Wakil Ketua Komisi V DPR RI Syarif Abdullah Alkadrie saat memimpin pertemuan Tim Kunjungan Kerja Reses Komisi V DPR RI dengan Ditjen Perkeretaapian Kementerian Perhubungan, Bupati dan Wakil Bupati Pangkep beserta jajaran di Kantor Bupati Pangkep, Rabu (18/12/2019), mengungkapkan bahwa masyarakat keberatan dengan harga tanah yang ditetapkan tim appraisal dan menuntut besaran harga lahan yang lebih memihak.
“Ada masyarakat yang keberatan dengan ganti rugi yang ditetapkan tim appraisal. Maka untuk mempercepat (penyelesaian) ini, setelah reses, Komisi V nanti akan mengundang stakeholder terkait. Kita juga meminta izin kepada Komisi-Komisi yang berkaitan, karena ini tidak hanya Kementerian Perhubungan, karena ada juga masalah pertanahan, dalam hal ini BPN (Badan Pertanahan Nasional) dan Kementerian Keuangan,” jelas Syarif.

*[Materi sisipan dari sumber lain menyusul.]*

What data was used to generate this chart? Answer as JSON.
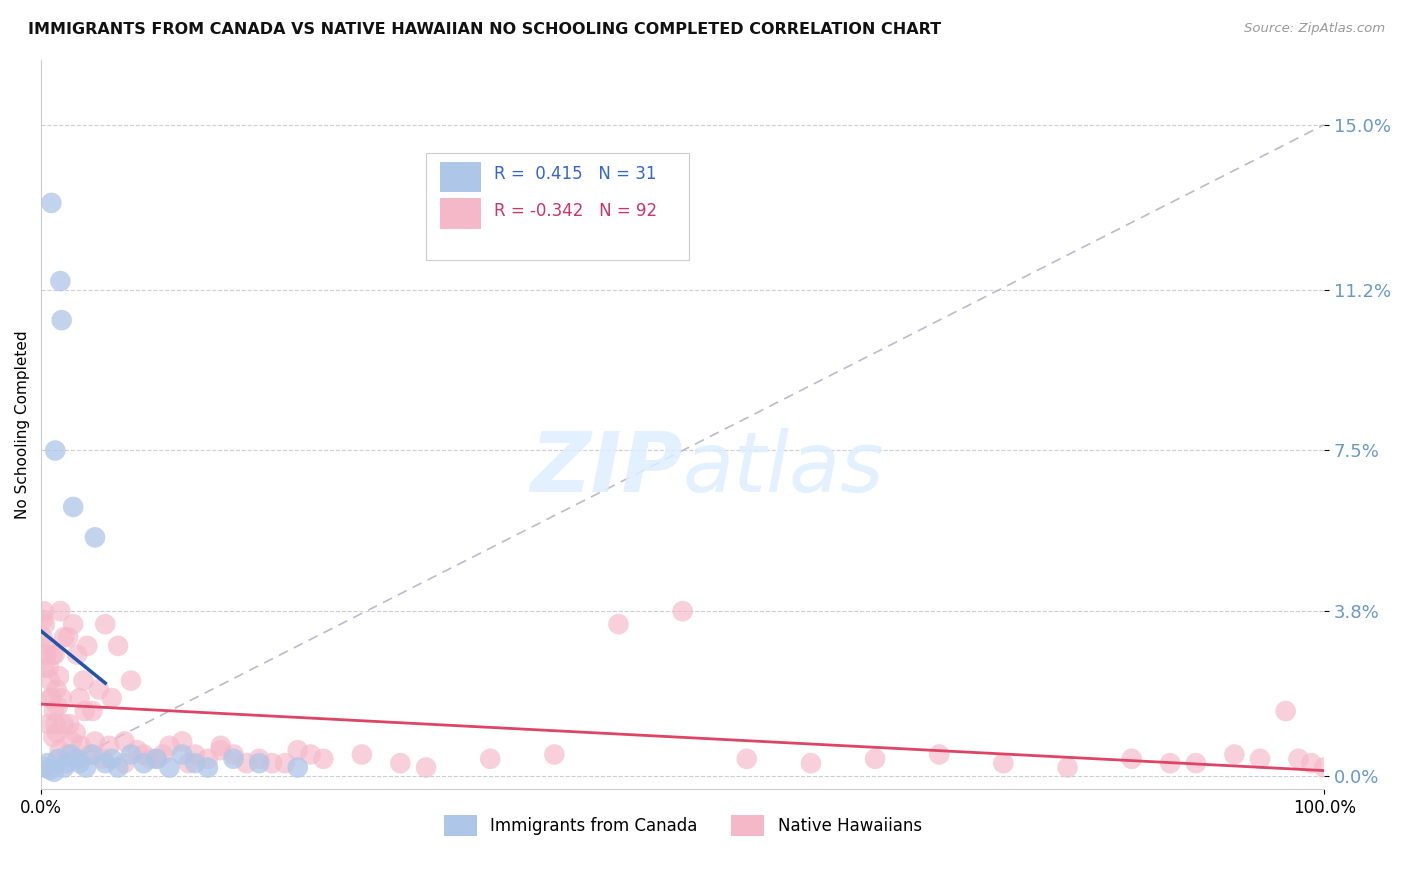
{
  "title": "IMMIGRANTS FROM CANADA VS NATIVE HAWAIIAN NO SCHOOLING COMPLETED CORRELATION CHART",
  "source": "Source: ZipAtlas.com",
  "ylabel": "No Schooling Completed",
  "ytick_vals": [
    0.0,
    3.8,
    7.5,
    11.2,
    15.0
  ],
  "xlim": [
    0.0,
    100.0
  ],
  "ylim": [
    -0.3,
    16.5
  ],
  "legend_r_blue": "0.415",
  "legend_n_blue": "31",
  "legend_r_pink": "-0.342",
  "legend_n_pink": "92",
  "blue_color": "#aec6e8",
  "pink_color": "#f5b8c8",
  "blue_line_color": "#2255aa",
  "pink_line_color": "#dd4466",
  "diag_line_color": "#bbbbcc",
  "background_color": "#ffffff",
  "grid_color": "#ccccdd",
  "blue_scatter_x": [
    0.3,
    0.5,
    0.7,
    0.8,
    1.0,
    1.1,
    1.3,
    1.5,
    1.6,
    1.8,
    2.0,
    2.3,
    2.5,
    2.8,
    3.0,
    3.5,
    4.0,
    4.2,
    5.0,
    5.5,
    6.0,
    7.0,
    8.0,
    9.0,
    10.0,
    11.0,
    12.0,
    13.0,
    15.0,
    17.0,
    20.0
  ],
  "blue_scatter_y": [
    0.2,
    0.3,
    0.15,
    13.2,
    0.1,
    7.5,
    0.4,
    11.4,
    10.5,
    0.2,
    0.3,
    0.5,
    6.2,
    0.4,
    0.3,
    0.2,
    0.5,
    5.5,
    0.3,
    0.4,
    0.2,
    0.5,
    0.3,
    0.4,
    0.2,
    0.5,
    0.3,
    0.2,
    0.4,
    0.3,
    0.2
  ],
  "pink_scatter_x": [
    0.1,
    0.2,
    0.3,
    0.4,
    0.5,
    0.6,
    0.7,
    0.8,
    0.9,
    1.0,
    1.1,
    1.2,
    1.3,
    1.4,
    1.5,
    1.6,
    1.8,
    2.0,
    2.2,
    2.5,
    2.8,
    3.0,
    3.3,
    3.6,
    4.0,
    4.5,
    5.0,
    5.5,
    6.0,
    6.5,
    7.0,
    8.0,
    9.0,
    10.0,
    11.0,
    12.0,
    13.0,
    14.0,
    15.0,
    16.0,
    18.0,
    20.0,
    22.0,
    25.0,
    28.0,
    30.0,
    35.0,
    40.0,
    45.0,
    50.0,
    55.0,
    60.0,
    65.0,
    70.0,
    75.0,
    80.0,
    85.0,
    88.0,
    90.0,
    93.0,
    95.0,
    97.0,
    98.0,
    99.0,
    100.0,
    0.15,
    0.25,
    0.55,
    0.75,
    0.95,
    1.05,
    1.25,
    1.45,
    1.75,
    2.1,
    2.4,
    2.7,
    3.1,
    3.4,
    3.8,
    4.2,
    4.8,
    5.3,
    6.5,
    7.5,
    8.5,
    9.5,
    11.5,
    14.0,
    17.0,
    19.0,
    21.0
  ],
  "pink_scatter_y": [
    3.2,
    3.8,
    3.5,
    2.8,
    3.0,
    2.5,
    2.2,
    1.8,
    2.8,
    1.5,
    1.2,
    2.0,
    1.6,
    2.3,
    3.8,
    1.8,
    3.2,
    0.5,
    1.2,
    3.5,
    2.8,
    1.8,
    2.2,
    3.0,
    1.5,
    2.0,
    3.5,
    1.8,
    3.0,
    0.8,
    2.2,
    0.5,
    0.4,
    0.7,
    0.8,
    0.5,
    0.4,
    0.6,
    0.5,
    0.3,
    0.3,
    0.6,
    0.4,
    0.5,
    0.3,
    0.2,
    0.4,
    0.5,
    3.5,
    3.8,
    0.4,
    0.3,
    0.4,
    0.5,
    0.3,
    0.2,
    0.4,
    0.3,
    0.3,
    0.5,
    0.4,
    1.5,
    0.4,
    0.3,
    0.2,
    3.6,
    2.5,
    1.2,
    1.8,
    0.9,
    2.8,
    1.0,
    0.6,
    1.2,
    3.2,
    0.8,
    1.0,
    0.7,
    1.5,
    0.5,
    0.8,
    0.4,
    0.7,
    0.3,
    0.6,
    0.4,
    0.5,
    0.3,
    0.7,
    0.4,
    0.3,
    0.5
  ]
}
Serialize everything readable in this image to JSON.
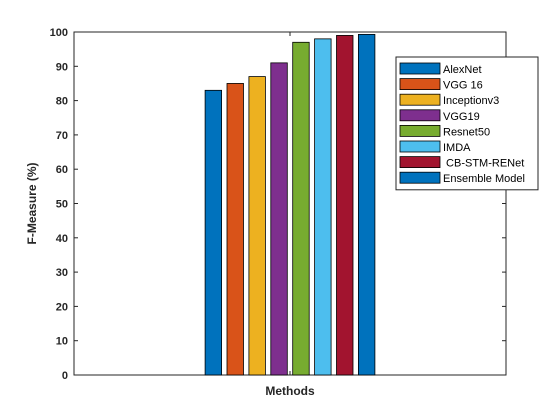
{
  "chart_data": {
    "type": "bar",
    "title": "",
    "xlabel": "Methods",
    "ylabel": "F-Measure (%)",
    "ylim": [
      0,
      100
    ],
    "yticks": [
      0,
      10,
      20,
      30,
      40,
      50,
      60,
      70,
      80,
      90,
      100
    ],
    "grid": false,
    "legend_position": "top-right",
    "series": [
      {
        "name": "AlexNet",
        "value": 83,
        "color": "#0072BD"
      },
      {
        "name": "VGG 16",
        "value": 85,
        "color": "#D95319"
      },
      {
        "name": "Inceptionv3",
        "value": 87,
        "color": "#EDB120"
      },
      {
        "name": "VGG19",
        "value": 91,
        "color": "#7E2F8E"
      },
      {
        "name": "Resnet50",
        "value": 97,
        "color": "#77AC30"
      },
      {
        "name": "IMDA",
        "value": 98,
        "color": "#4DBEEE"
      },
      {
        "name": " CB-STM-RENet",
        "value": 99,
        "color": "#A2142F"
      },
      {
        "name": "Ensemble Model",
        "value": 99.3,
        "color": "#0072BD"
      }
    ]
  }
}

Politisi Partai NasDem ini menambahkan, pihaknya akan mempertanyakan masalah besaran nilai ganti rugi yang ditetapkan tim appraisal. Pasalnya banyak masyarakat yang merasa harga lahannya tidak sesuai, sehingga merasa dirugikan dengan harga itu. Untuk itu, Komisi V DPR RI akan segera membahas hal ini dengan pihak-pihak terkait agar pembangunan proyek KA sepanjang 145 kilometer itu tidak menyengsarakan masyarakat yang terdampak.
“Jadi ini tentu bagi kita DPR untuk mencari solusi ini. Tapi saya kira ada hal yang cukup baik (dari pertemuan) hari ini, ternyata dari BPN progresnya cukup bagus. Masyarakat sudah mulai terbuka terhadap hal-hal (pembangunan) ini. Tentunya kita harapkan, tahun 2022 kereta api dari Parepare sampai Makassar ini sudah bisa dilewati. Paling tidak tahun 2020 ini yang sudah selesai ini bisa beroperasi. Itu tentu harus menjadi suatu tekad bagi kita,” harap legislator daerah pemilihan (dapil) Kalimantan Barat I itu.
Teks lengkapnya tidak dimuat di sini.